Il y a des victimes et des témoins dont je me souviendrai toute ma vie. Je pense à un témoin en particulier, que j'ai rencontré il y a plusieurs années. Lorsqu'elle est venue témoigner à la Cour, elle était à peine majeure.
Elle avait survécu à des violences sexuelles en temps de conflit. Pendant l’audience, elle a dû raconter des faits épouvantables. Malgré tout, elle a pu expliquer l’impact que tout cela avait eu sur sa jeune vie. Elle a apporté des preuves précieuses.
Elle semblait si fragile et avait peur de parler. Mais tout au long de son témoignage, nous l'avons littéralement vue grandir et prendre confiance en elle, et à la fin, elle était si fière de ce qu'elle avait fait et se sentait plus forte.
En tant que psychologues, nous défendons les droits des témoins et des victimes en les écoutant et en veillant à ce que leur expérience avec la Cour soit digne et qu'ils reçoivent le soutien qu'ils méritent.

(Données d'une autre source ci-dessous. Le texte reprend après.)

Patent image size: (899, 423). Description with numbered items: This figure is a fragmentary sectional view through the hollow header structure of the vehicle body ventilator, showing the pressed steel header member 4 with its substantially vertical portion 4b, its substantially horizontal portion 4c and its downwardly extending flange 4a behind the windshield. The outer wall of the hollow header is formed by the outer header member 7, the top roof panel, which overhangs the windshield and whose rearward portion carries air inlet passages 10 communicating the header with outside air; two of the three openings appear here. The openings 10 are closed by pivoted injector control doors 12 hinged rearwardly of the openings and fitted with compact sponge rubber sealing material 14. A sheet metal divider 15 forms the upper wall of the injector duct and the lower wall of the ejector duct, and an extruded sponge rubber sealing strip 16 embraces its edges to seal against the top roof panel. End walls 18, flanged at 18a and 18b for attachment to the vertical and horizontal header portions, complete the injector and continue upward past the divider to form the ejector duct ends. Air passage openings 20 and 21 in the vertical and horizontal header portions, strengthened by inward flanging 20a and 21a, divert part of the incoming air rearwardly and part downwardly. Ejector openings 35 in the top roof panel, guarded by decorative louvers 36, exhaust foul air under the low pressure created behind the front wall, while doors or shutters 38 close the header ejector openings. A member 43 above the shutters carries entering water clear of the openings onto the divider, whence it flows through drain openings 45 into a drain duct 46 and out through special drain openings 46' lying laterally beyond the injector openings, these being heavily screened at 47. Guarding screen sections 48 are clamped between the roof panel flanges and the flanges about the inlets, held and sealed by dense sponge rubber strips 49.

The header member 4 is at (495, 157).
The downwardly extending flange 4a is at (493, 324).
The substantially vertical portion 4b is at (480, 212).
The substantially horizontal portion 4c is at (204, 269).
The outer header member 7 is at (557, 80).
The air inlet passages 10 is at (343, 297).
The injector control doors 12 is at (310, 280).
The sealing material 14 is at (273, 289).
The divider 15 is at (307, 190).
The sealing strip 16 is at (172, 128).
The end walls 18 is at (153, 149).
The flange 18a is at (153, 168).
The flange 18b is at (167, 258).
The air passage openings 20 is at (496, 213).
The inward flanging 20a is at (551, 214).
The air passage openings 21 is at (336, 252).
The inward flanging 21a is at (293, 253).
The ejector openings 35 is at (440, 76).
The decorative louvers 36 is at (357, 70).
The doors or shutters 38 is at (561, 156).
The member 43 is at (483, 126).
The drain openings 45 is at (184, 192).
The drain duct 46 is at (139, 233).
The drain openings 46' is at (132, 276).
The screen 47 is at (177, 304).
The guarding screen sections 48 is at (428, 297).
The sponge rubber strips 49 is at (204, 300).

Nous avons ont recours à des outils fondés sur des preuves. Nos évaluations nous permettent de comprendre les vulnérabilités et les forces d'un témoin. Nous les accompagnons tout au long de leurs témoignages et sommes là pour les aider.
Notre équipe parle aux témoins et aux victimes de ce dont ils ont peur et de ce que le processus signifie pour eux, pour leur vie. (Photo: Frank Schinski)
Dans une salle d'audience, chaque mot compte et les émotions sont amplifiées. Les témoins et les victimes peuvent se sentir très exposés et vulnérables, mais parfois aussi très responsabilisés et vus. Cela a un gros impact psychologique. (Frank Schinski)
Je me suis intéressée à la justice lorsque j’étais en poste au Rwanda. Je travaillais aux côtés de conseillers en traumatisme locaux. Beaucoup de femmes avec lesquelles nous avions travaillé étaient victimes de violences sexuelles…
… et elles avaient ce fort souhait de raconter leur histoire. J'ai trouvé fascinant que cela soit une force si positive pour elles. C'est devenu mon cheminement de carrière. J'ai ensuite eu la chance de créer une unité d'aide aux témoins au TSSL.
Je suis devenue l'une des premières psychologues à travailler dans les mécanismes de justice internationale. Suivre ma passion a fait de moi une pionnière et j'en suis toujours très reconnaissante.
J'ai rejoint la Cour en 2009. Avant mon arrivée, le premier procès de la CPI venait de commencer, dans l'affaire Lubanga. L'un des premiers témoins est venu témoigner : un ancien enfant soldat.
Assis dans le box des témoins, il s'est totalement figé. Le procès a dû être suspendu. Le juge avait alors insisté pour qu’il y ait un psychologue au sein du personnel de la CPI, comme le prévoit le Statut de Rome, pour évaluer et soutenir les témoins.
Ceci s’est passé le 4 février. Le 6 février, je recevais l'appel téléphonique. Et le 13 février, j'étais ici, en tant que la première psychologue de la CPI dans ce rôle. Je suis arrivée à la Cour et notre équipe a commencé à développer …
… tout le système d'évaluation psychologique et de soutien aux victimes et aux témoins. Nous avons construit le système à partir de rien. Tout au long de ma carrière, j'ai rencontré des centaines de témoins et de victims.
J'ai vu que, si on leur donne l'espace et le soutien dont ils ont besoin pour raconter leur histoire, les survivants de crimes atroces peuvent être des témoins très importants. Témoigner peut être un moyen puissant de regagner sa dignité.
Je suis impressionnée par l'espoir et le courage des témoins et aux victimes. Ils veulent la justice. L'expérience m'a montré que nous pouvons aussi jouer un rôle important, si nous nous concentrons sur ce qui compte dans la vie des gens.